Twee jaar geleden lanceerden de Groningse taalwetenschappers Jacolien van Rij en Simone Sprenger hun publieksonderzoek naar uitdrukkingen tijdens het Weekend van de Wetenschap. We bespraken toen wat er al bekend was over uitdrukkingen en vooral welke onbeantwoorde vragen er nog lagen, zoals op welke manier we uitdrukkingen leren – heel anders dan woorden – en hoe groot de onderlinge verschillen zijn tussen Nederlanders als het gaat om kennis van spreekwoorden en gezegdes.

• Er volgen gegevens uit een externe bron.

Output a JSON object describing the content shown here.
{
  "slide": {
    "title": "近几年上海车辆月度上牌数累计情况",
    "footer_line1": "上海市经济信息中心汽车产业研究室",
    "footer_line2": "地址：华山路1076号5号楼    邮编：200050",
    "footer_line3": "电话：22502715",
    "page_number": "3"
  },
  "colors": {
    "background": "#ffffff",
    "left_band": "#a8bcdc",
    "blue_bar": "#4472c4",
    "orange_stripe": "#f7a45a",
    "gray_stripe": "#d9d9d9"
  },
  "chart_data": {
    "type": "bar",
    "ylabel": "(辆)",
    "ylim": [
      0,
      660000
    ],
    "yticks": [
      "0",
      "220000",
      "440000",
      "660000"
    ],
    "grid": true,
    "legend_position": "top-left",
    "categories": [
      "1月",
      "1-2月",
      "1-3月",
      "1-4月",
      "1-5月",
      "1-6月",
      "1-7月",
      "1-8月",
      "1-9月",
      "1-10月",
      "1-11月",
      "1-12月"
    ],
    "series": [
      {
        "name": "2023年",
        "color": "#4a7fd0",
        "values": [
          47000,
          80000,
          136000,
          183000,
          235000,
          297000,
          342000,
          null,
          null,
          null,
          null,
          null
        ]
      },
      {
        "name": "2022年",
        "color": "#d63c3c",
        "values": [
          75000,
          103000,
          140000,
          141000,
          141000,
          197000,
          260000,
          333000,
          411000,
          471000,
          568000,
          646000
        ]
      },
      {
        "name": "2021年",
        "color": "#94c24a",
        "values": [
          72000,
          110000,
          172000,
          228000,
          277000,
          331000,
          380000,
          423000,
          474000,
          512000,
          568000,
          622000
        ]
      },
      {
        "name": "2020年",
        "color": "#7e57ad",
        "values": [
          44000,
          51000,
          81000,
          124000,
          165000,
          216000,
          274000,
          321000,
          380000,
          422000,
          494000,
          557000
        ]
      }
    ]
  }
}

Jacolien van Rij en Simone Sprenger doen onderzoek naar uitdrukkingen.

Weekend van de Wetenschap

Inmiddels kunnen Van Rij en Sprenger daar veel meer over vertellen, hoewel het onderzoek nog niet helemaal is afgesloten. Het publieksonderzoek leverde veel nieuwe data op: in totaal vulden 12.941 mensen, vooral Nederlanders en Vlamingen, de online enquête in. De onderzoekers bekeken de data van mensen met (Belgisch-)Nederlands, Fries of een Nederlands dialect als moedertaal. In een vervolgonderzoek hopen ze ook nog Nederlandse emigranten te bereiken.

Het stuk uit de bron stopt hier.